In view of this, it is clear that even though gays do not harm other people, they are a threat to themselves and must be protected from harming their bodies.
Some have often sought to argue that if gays act the way they do as a result of their genes, then they cannot be treated as criminals, but as persons who are afflicted by some acute sexual disorder and need treatment.
Do we conclude therefore that those who do things (considered irrational) not by choice, but by their biological make-up, are freed from society’s punishment?
So kleptomaniacs cannot be punished, but need to be treated with kid’s gloves? Well, I hope that is not the argument.
Methinks that whether biological or adopted, same-sex relationship is criminal, because it gives licence to an individual to cause harm to him/herself and another person, just like attempting to commit suicide or having sexual relationship with one’s siblings or parents.
How then do we tackle it so as to protect society and, at the same time, be seen to be helping the perpetrators to cure this strange disease? Three things are crucial.
The first being legislation. However harsh it may seem, Ghana needs an explicit law that makes anal sex — whether by married couple or gay men — a criminal act. It also means that same sex marriage must also be outlawed, since all these are interrelated.
We must enact such a law, so that it is clear to anyone coming to Ghana that in Ghana, people are prevented from harming themselves.
Interestingly, most of those who advocate gay rights would scream if one calls for the legalisation of incest or suicide.
Second, we need to protect and promote what has been scientifically proven to be the right way of sexual intercourse, which is linked, directly, to our family value systems.
The point I am trying to make here is that instead of over-indulging in the gay debate, we need to refocus much of our energies on showcasing what we believe is good practice and exposing the hazards of gay practice.
Who knows, our actions could even convince some gays to change their ways.
Since the institutionalisation of a legal framework against gay practice is not enough guarantee that gays would cease to operate, it is better we focus on our children.
It is always better to teach your child why it is not good to abuse hard drugs than to keep him away from the drug abusers. Why, because you cannot continue to control the movement of your child.
So if your child understands that some people abuse harmful drugs by choice and that they face health hazards, your child won’t be shocked or tempted into doing same when he or she comes into contact with drug abusers.
We need to teach our children what constitutes ‘right’ sex, at which time, with whom and how.
In actual fact, the way we are fighting gays might only ignite the curiosity of our children and many others who never knew or did not understand what gays do.
Last, we must continue to explore ways of helping gays to abandon this strange trait and live what is scientifically proven as normal lives.
So even though there is the need to use legislation to protect gays from harming themselves, it is equally important to understand their psychology make-up and see possible ways of bringing them back to sanity.
I was excited to read in the Daily Graphic of Monday, June 21, that homosexuality could be treated. This was attributed to a medical practitioner at the 37 Military Hospital in Accra, Dr Kofi Nutakor, who mentioned that the most effective techniques that could be used include Sigmund Freud’s psychoanalysis and group therapy. I hope these really work well.

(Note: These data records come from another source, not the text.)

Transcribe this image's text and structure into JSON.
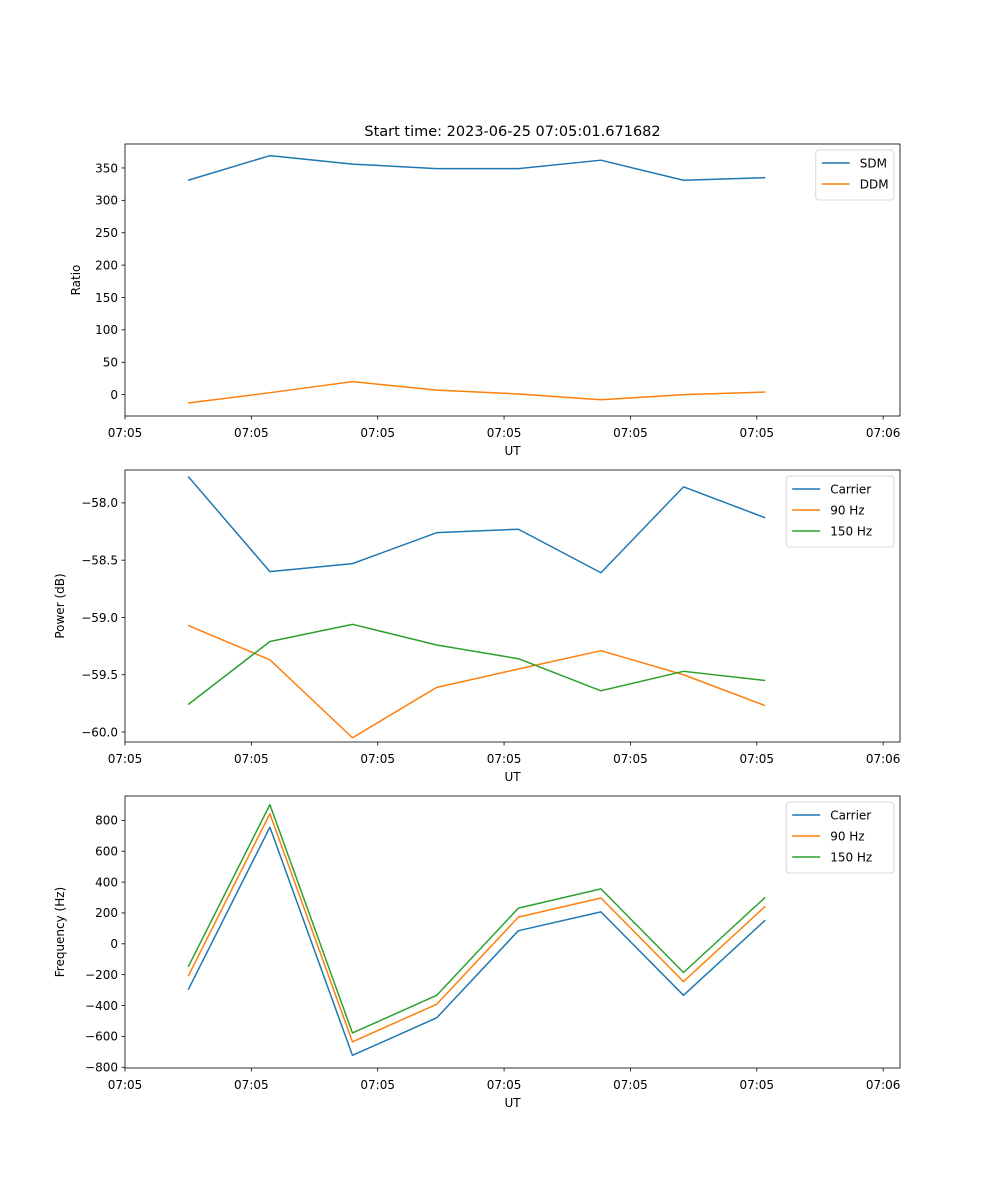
{
  "figure": {
    "title": "Start time: 2023-06-25 07:05:01.671682"
  },
  "chart_data": [
    {
      "type": "line",
      "xlabel": "UT",
      "ylabel": "Ratio",
      "xlim": [
        0,
        9.2
      ],
      "ylim": [
        -33,
        387
      ],
      "yticks": [
        0,
        50,
        100,
        150,
        200,
        250,
        300,
        350
      ],
      "xticks": [
        0,
        1.5,
        3,
        4.5,
        6,
        7.5,
        9
      ],
      "xticklabels": [
        "07:05",
        "07:05",
        "07:05",
        "07:05",
        "07:05",
        "07:05",
        "07:06"
      ],
      "legend_position": "top-right",
      "grid": false,
      "x": [
        0.75,
        1.72,
        2.7,
        3.7,
        4.67,
        5.65,
        6.63,
        7.6
      ],
      "series": [
        {
          "name": "SDM",
          "color": "#1f77b4",
          "values": [
            331,
            369,
            356,
            349,
            349,
            362,
            331,
            335
          ]
        },
        {
          "name": "DDM",
          "color": "#ff7f0e",
          "values": [
            -13,
            3,
            20,
            7,
            1,
            -8,
            0,
            4
          ]
        }
      ]
    },
    {
      "type": "line",
      "xlabel": "UT",
      "ylabel": "Power (dB)",
      "xlim": [
        0,
        9.2
      ],
      "ylim": [
        -60.087,
        -57.713
      ],
      "yticks": [
        -60.0,
        -59.5,
        -59.0,
        -58.5,
        -58.0
      ],
      "yticklabels": [
        "−60.0",
        "−59.5",
        "−59.0",
        "−58.5",
        "−58.0"
      ],
      "xticks": [
        0,
        1.5,
        3,
        4.5,
        6,
        7.5,
        9
      ],
      "xticklabels": [
        "07:05",
        "07:05",
        "07:05",
        "07:05",
        "07:05",
        "07:05",
        "07:06"
      ],
      "legend_position": "top-right",
      "grid": false,
      "x": [
        0.75,
        1.72,
        2.7,
        3.7,
        4.67,
        5.65,
        6.63,
        7.6
      ],
      "series": [
        {
          "name": "Carrier",
          "color": "#1f77b4",
          "values": [
            -57.77,
            -58.6,
            -58.53,
            -58.26,
            -58.23,
            -58.61,
            -57.86,
            -58.13
          ]
        },
        {
          "name": "90 Hz",
          "color": "#ff7f0e",
          "values": [
            -59.07,
            -59.37,
            -60.05,
            -59.61,
            -59.45,
            -59.29,
            -59.5,
            -59.77
          ]
        },
        {
          "name": "150 Hz",
          "color": "#2ca02c",
          "values": [
            -59.76,
            -59.21,
            -59.06,
            -59.24,
            -59.36,
            -59.64,
            -59.47,
            -59.55
          ]
        }
      ]
    },
    {
      "type": "line",
      "xlabel": "UT",
      "ylabel": "Frequency (Hz)",
      "xlim": [
        0,
        9.2
      ],
      "ylim": [
        -805,
        958
      ],
      "yticks": [
        -800,
        -600,
        -400,
        -200,
        0,
        200,
        400,
        600,
        800
      ],
      "yticklabels": [
        "−800",
        "−600",
        "−400",
        "−200",
        "0",
        "200",
        "400",
        "600",
        "800"
      ],
      "xticks": [
        0,
        1.5,
        3,
        4.5,
        6,
        7.5,
        9
      ],
      "xticklabels": [
        "07:05",
        "07:05",
        "07:05",
        "07:05",
        "07:05",
        "07:05",
        "07:06"
      ],
      "legend_position": "top-right",
      "grid": false,
      "x": [
        0.75,
        1.72,
        2.7,
        3.7,
        4.67,
        5.65,
        6.63,
        7.6
      ],
      "series": [
        {
          "name": "Carrier",
          "color": "#1f77b4",
          "values": [
            -298,
            756,
            -723,
            -480,
            85,
            207,
            -334,
            153
          ]
        },
        {
          "name": "90 Hz",
          "color": "#ff7f0e",
          "values": [
            -210,
            843,
            -635,
            -392,
            173,
            297,
            -245,
            243
          ]
        },
        {
          "name": "150 Hz",
          "color": "#2ca02c",
          "values": [
            -150,
            902,
            -578,
            -334,
            231,
            356,
            -186,
            301
          ]
        }
      ]
    }
  ]
}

Indeed, my interaction with some gays have revealed that some gays adopted this practice as a result of past experience: rape, abuse, disappointment and, in some cases, fixation with same sex relationship usually developed at same sex schools and among security personnel.
In short, gays would continue to be there even with legislation and so campaign for healthy sexual relationship and the rehabilitation for gays would be very crucial to our efforts to eradicate this practice.